In May, CoreWeave, a provider of cloud computing services for artificial intelligence companies, raised $1.1 billion and followed that with $7.5 billion in debt, valuing it at $19 billion. Scale AI, a data provider for artificial intelligence companies, raised $1 billion, valuing it at $13.8 billion. And xAI, founded by Elon Musk, raised $6 billion, valuing it at $24 billion.
Such funding rounds boosted the industry’s overall transactions by dollar amount and number of deals, said Kyle Stanford, research analyst at PitchBook.
“It’s not going down anymore,” he said. “The bottom has already fallen out.”

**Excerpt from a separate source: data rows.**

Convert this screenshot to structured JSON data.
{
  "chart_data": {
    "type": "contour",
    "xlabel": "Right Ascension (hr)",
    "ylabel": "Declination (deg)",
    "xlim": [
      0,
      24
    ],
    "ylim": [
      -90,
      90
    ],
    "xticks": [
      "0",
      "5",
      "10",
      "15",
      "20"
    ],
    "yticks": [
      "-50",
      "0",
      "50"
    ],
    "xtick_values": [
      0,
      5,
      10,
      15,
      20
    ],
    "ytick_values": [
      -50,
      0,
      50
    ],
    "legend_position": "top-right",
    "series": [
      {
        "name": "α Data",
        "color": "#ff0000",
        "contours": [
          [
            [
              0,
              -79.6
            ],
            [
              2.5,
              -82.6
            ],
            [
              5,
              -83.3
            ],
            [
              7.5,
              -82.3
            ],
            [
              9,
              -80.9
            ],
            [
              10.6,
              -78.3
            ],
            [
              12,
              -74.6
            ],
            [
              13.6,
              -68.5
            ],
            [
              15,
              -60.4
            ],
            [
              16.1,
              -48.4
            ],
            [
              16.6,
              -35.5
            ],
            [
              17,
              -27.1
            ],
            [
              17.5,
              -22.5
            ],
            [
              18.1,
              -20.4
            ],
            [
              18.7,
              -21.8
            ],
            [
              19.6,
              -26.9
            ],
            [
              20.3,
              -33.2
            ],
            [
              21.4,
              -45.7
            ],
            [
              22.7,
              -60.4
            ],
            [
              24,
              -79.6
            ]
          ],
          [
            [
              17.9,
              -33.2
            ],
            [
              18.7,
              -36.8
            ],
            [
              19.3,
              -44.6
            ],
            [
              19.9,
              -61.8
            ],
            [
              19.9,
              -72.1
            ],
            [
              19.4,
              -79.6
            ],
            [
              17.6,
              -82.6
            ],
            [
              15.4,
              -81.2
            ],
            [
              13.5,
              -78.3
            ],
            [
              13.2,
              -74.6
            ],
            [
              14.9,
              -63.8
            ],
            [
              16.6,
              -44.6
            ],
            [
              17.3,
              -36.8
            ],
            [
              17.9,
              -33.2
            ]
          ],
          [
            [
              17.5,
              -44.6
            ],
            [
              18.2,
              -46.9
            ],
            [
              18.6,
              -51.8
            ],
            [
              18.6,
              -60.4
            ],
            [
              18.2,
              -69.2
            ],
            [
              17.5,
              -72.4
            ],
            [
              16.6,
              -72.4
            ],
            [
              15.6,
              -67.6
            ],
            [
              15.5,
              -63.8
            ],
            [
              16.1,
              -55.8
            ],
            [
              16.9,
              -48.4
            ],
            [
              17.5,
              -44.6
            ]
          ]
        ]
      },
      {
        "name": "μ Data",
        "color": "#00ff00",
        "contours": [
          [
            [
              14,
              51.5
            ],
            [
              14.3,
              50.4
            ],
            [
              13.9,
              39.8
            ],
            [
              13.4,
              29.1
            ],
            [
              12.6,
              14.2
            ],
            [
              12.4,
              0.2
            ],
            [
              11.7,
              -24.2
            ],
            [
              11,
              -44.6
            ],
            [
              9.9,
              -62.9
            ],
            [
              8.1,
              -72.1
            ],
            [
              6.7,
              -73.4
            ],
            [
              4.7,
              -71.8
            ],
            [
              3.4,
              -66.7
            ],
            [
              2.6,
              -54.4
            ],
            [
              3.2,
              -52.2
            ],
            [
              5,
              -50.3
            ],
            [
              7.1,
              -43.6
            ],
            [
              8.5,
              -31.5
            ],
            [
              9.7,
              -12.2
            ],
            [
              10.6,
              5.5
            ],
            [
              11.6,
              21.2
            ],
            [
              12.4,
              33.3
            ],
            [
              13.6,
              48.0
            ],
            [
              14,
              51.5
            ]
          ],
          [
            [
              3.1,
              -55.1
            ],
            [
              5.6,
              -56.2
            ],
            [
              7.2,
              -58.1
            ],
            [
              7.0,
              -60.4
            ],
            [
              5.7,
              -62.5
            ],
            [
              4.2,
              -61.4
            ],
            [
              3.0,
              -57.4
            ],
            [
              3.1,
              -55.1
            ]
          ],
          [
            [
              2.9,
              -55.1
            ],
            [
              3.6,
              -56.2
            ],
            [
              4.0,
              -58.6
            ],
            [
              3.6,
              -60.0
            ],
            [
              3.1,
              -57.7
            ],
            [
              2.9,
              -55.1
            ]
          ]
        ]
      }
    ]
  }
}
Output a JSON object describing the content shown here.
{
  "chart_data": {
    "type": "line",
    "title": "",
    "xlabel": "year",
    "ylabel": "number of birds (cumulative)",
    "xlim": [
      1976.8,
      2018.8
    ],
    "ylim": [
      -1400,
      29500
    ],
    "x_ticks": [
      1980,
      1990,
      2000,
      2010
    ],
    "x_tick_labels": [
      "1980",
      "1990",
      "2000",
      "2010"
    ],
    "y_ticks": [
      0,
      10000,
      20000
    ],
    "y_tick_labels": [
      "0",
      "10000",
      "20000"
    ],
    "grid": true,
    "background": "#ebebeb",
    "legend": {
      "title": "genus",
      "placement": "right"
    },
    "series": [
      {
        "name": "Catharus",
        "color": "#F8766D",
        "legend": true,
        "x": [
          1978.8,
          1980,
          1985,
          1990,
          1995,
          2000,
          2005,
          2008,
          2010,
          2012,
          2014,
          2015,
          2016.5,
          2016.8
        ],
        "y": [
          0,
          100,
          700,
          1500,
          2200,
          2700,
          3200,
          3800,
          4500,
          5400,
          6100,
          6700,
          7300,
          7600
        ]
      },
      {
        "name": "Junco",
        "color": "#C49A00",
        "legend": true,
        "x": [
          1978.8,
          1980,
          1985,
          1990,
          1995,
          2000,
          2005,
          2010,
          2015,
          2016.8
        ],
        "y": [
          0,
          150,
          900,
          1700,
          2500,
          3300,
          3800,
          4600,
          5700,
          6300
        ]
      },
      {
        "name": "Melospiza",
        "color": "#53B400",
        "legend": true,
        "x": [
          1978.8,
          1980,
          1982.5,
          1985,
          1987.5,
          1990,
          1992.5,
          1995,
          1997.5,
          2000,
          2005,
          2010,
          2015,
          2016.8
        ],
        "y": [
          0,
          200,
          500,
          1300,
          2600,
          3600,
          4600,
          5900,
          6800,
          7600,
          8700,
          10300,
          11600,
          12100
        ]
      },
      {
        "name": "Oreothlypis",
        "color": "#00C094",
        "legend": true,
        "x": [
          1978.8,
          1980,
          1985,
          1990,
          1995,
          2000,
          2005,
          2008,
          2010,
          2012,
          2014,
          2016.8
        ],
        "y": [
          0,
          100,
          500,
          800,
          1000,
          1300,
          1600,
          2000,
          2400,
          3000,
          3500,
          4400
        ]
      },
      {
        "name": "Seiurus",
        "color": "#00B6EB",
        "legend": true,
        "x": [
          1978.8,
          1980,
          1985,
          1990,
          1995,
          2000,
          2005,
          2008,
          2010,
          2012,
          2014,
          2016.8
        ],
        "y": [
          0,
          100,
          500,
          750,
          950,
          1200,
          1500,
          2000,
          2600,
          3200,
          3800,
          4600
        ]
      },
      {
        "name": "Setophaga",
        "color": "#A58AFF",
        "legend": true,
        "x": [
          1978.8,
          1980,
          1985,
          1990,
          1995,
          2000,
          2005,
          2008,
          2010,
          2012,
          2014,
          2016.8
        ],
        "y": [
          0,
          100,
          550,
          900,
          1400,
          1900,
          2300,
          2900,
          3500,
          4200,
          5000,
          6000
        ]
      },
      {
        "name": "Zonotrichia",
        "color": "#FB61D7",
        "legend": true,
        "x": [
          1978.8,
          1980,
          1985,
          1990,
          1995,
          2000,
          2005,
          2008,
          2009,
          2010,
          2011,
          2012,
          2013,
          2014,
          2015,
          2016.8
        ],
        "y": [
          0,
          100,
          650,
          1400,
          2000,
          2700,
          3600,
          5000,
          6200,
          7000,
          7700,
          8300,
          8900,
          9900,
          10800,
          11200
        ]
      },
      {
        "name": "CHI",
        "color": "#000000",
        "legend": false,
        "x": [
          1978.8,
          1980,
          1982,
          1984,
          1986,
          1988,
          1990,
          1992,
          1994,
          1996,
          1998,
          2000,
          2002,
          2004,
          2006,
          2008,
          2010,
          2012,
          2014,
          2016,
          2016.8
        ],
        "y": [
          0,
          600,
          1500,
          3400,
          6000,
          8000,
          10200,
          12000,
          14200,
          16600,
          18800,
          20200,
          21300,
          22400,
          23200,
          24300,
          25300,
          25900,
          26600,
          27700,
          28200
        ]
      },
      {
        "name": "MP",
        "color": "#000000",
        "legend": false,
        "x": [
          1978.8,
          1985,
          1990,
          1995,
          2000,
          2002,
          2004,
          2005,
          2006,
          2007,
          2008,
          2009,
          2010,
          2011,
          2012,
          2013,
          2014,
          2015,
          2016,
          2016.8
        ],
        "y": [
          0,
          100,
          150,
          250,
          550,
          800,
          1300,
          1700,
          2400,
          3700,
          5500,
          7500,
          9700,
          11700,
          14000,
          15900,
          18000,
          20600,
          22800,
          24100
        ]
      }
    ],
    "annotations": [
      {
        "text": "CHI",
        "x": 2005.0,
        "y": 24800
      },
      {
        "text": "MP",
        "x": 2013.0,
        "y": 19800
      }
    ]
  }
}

The activity prompted some venture capitalists to change their message. Last year, IVP investor Tom Loverro predicted a “mass extinction event” for startups and encouraged them to cut costs. Last week, he declared that era to be over and christened this time the “Great Revolution”, encouraging companies to “put gas” on development, particularly around artificial intelligence.
“The AI train is leaving the station and you need to be on it,” he wrote to X.
The start-up slump began in early 2022 as many money-losing companies struggled to grow as fast as the pandemic. Rising interest rates also prompted investors to chase less risky investments. To compensate for dwindling funding, startups cut staff and scaled back their ambitions.
Then, in late 2022, OpenAI, an artificial intelligence lab in San Francisco, started a new boom with the release of the ChatGPT chatbot. The excitement surrounding genetic AI technology, which can generate text, images and video, has sparked a frenzy of startups and funding.